King’s College London: SSPP launches new fellowship scheme to encourage global collaborations
Academics from around the world are being offered the chance to spend up to four months in London working with King’s scholars under a new initiative.
The SSPP Global Visiting Fellowship Scheme aims to increase opportunities for collaboration, encourage mutual learning, enhance Equality, Diversity and Inclusion, promote excellent research that has impact, share educational innovation and contribute to sharing best practice.
The scheme will support 10 visiting professorships, similar to a ‘scholar in residence’ programme, for a period of up to four months from January 2023 onwards. Each fellow will be given up to a maximum of £15,000 to cover living, accommodation, travel and research costs.

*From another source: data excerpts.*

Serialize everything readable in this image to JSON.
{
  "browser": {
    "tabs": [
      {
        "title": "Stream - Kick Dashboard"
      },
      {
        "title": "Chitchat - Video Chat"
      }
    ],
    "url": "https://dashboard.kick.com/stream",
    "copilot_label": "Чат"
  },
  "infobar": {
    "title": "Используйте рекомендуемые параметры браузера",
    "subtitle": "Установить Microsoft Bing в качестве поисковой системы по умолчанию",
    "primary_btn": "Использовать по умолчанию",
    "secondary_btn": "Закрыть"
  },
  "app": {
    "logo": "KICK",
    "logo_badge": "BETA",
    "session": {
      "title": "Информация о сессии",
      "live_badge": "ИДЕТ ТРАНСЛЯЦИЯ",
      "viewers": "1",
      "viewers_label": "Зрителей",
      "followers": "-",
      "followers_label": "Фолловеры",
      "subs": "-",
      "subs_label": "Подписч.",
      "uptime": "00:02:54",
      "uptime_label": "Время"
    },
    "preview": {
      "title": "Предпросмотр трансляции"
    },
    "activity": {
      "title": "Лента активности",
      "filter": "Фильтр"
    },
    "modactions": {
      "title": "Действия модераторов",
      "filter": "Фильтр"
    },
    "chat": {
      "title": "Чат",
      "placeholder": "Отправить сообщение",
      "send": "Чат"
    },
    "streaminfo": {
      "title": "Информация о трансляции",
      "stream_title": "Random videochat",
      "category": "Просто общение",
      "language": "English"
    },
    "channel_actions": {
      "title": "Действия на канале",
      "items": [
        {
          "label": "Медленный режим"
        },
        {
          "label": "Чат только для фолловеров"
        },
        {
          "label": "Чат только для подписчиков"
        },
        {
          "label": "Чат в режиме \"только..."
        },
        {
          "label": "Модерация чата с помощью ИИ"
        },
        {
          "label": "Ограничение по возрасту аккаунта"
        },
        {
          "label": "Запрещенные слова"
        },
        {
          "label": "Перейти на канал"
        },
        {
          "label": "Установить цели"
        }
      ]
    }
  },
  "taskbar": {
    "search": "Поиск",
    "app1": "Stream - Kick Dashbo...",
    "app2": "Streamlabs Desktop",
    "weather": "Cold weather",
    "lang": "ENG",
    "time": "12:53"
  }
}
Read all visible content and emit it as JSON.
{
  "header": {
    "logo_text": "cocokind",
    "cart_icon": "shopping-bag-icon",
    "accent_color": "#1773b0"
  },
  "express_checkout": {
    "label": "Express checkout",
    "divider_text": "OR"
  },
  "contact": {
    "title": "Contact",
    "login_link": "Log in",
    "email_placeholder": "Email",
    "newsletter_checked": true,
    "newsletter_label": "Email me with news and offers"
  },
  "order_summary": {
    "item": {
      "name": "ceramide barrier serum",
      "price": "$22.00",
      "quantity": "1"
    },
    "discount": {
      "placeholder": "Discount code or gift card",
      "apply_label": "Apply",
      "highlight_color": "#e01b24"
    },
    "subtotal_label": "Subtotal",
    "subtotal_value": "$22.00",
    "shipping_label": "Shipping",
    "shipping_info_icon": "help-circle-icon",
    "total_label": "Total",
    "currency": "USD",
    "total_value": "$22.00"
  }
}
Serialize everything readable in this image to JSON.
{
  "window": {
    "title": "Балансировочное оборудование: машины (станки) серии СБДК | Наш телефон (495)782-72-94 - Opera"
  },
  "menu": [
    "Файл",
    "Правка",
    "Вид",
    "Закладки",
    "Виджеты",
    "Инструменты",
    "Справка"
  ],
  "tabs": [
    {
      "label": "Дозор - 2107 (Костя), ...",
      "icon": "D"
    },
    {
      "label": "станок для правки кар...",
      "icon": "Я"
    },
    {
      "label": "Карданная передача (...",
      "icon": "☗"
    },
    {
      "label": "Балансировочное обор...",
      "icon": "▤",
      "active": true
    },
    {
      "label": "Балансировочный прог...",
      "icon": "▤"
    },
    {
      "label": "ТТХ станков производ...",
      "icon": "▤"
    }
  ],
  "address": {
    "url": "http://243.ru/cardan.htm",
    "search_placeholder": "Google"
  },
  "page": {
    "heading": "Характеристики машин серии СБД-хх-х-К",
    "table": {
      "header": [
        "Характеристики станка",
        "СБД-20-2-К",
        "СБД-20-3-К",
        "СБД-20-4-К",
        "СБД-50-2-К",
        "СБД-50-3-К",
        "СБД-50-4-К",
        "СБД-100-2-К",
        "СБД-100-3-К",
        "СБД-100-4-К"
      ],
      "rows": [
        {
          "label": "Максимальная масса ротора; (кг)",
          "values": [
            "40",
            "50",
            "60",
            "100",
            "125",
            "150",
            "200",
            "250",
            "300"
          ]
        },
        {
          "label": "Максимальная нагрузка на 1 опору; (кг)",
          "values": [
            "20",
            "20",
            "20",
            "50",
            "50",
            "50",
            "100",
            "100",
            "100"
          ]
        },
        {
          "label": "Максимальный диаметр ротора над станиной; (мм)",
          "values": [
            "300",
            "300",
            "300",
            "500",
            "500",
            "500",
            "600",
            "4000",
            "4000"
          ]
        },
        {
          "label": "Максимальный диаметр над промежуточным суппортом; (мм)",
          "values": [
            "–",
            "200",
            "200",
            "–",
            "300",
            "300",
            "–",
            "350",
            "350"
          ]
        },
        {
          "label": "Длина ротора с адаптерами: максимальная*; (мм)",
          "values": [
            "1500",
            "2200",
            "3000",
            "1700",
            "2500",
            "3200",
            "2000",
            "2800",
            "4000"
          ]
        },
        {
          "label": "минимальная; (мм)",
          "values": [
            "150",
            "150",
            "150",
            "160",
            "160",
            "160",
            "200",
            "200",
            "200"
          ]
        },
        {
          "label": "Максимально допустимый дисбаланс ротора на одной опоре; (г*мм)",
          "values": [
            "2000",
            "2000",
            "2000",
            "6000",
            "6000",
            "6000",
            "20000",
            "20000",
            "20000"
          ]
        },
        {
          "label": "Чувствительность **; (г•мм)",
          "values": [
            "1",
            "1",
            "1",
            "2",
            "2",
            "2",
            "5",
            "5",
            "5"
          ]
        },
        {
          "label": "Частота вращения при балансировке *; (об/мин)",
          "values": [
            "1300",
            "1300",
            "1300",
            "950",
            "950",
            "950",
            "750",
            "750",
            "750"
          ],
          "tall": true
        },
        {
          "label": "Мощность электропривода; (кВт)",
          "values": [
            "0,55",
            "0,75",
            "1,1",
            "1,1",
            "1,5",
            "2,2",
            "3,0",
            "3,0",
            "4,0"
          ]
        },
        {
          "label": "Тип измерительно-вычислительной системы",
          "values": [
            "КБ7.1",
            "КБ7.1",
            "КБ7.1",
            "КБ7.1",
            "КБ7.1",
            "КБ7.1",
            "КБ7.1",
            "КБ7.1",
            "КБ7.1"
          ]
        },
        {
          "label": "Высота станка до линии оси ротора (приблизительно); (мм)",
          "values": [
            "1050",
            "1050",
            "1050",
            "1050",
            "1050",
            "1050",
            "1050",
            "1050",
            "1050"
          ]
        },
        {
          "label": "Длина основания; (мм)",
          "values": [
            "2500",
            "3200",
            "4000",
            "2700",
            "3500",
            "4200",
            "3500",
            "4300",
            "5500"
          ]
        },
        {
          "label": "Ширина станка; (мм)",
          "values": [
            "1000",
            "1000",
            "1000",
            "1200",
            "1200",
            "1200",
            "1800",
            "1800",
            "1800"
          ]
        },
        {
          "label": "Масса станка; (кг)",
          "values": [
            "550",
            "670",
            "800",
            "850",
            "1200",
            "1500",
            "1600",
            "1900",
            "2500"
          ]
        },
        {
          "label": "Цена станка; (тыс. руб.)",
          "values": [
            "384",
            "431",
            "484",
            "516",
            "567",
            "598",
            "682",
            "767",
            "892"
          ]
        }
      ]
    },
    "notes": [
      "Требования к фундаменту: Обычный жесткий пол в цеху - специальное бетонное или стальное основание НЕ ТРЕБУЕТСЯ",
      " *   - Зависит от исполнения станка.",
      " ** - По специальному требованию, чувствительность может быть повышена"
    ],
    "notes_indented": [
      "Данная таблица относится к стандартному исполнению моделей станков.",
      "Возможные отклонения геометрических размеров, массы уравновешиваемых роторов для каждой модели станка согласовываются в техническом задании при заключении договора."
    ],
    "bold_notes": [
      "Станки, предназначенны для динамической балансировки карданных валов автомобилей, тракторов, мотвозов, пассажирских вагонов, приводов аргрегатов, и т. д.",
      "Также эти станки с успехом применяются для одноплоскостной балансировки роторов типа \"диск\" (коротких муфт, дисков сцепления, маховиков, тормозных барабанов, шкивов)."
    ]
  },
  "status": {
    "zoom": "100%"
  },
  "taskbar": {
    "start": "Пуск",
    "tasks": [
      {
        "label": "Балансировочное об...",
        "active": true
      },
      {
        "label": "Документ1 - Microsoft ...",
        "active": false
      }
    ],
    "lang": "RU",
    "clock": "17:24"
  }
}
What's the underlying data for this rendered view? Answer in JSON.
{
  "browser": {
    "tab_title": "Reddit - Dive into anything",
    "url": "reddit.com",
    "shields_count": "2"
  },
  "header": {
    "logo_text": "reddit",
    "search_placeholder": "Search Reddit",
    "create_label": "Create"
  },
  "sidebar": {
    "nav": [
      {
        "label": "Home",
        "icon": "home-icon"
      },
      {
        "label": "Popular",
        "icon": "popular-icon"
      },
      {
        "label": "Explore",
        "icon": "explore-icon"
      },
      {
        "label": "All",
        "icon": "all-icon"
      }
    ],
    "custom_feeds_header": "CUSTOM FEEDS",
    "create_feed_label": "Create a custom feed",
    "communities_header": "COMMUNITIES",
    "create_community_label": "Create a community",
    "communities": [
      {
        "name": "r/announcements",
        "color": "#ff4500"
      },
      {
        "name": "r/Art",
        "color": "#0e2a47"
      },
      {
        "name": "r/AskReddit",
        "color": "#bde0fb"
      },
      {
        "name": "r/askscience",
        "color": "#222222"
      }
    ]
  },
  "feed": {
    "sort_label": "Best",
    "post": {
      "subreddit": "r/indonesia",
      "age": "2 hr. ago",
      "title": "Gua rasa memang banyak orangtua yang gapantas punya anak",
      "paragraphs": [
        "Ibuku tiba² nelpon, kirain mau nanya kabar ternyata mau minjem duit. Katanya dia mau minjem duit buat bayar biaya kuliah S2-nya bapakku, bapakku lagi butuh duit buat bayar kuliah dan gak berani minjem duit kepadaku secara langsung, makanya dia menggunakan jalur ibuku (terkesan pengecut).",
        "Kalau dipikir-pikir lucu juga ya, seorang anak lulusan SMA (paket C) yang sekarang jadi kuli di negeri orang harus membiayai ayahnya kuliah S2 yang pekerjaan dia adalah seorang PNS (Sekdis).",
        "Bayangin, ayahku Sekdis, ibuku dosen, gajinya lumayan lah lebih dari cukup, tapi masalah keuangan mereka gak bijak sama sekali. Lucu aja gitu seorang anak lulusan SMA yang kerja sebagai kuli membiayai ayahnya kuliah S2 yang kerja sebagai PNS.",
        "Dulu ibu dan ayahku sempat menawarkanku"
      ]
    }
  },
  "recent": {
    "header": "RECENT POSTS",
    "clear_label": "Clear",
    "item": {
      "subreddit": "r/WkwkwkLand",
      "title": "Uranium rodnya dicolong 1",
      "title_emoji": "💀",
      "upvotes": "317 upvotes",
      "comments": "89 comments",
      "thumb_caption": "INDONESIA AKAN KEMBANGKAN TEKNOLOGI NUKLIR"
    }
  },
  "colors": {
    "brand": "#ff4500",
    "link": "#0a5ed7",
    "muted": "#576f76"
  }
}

The programme is open to mid-career scholars, who are 10 year or more post-PhD, from countries or territories on the Organisation for Economic Co-operation and Development’s Development Assistance Committee (DAC) list .These countries are eligible to receive official development assistance based on their Gross National Income per capita and the list includes the least developed countries as defined by the United Nations.
Our Global Visiting Fellowship Scheme will enable us to support more scholars from low and middle-income countries and will offer exciting new opportunities for us to learn from one another, so we can ensure that we are having a positive impact on the world around us.
– Professor Cathy McIlwaine, Vice Dean (Research), SSPP
Applicants will be hosted by an academic within the faculty and must demonstrate how the visiting fellowship would enable them to develop new pathways in research and teaching in their home institution that currently do not exist. Where appropriate they would participate in joint research projects with King’s scholars, and they can contribute to teaching and student engagement activities in areas directly related to their expertise.
Some of the key areas of interest for the faculty in relation to EDI, education and research are: social justice, intersectional inequalities, decolonising, governance, climate change, global health, poverty, democratisation, and conflict.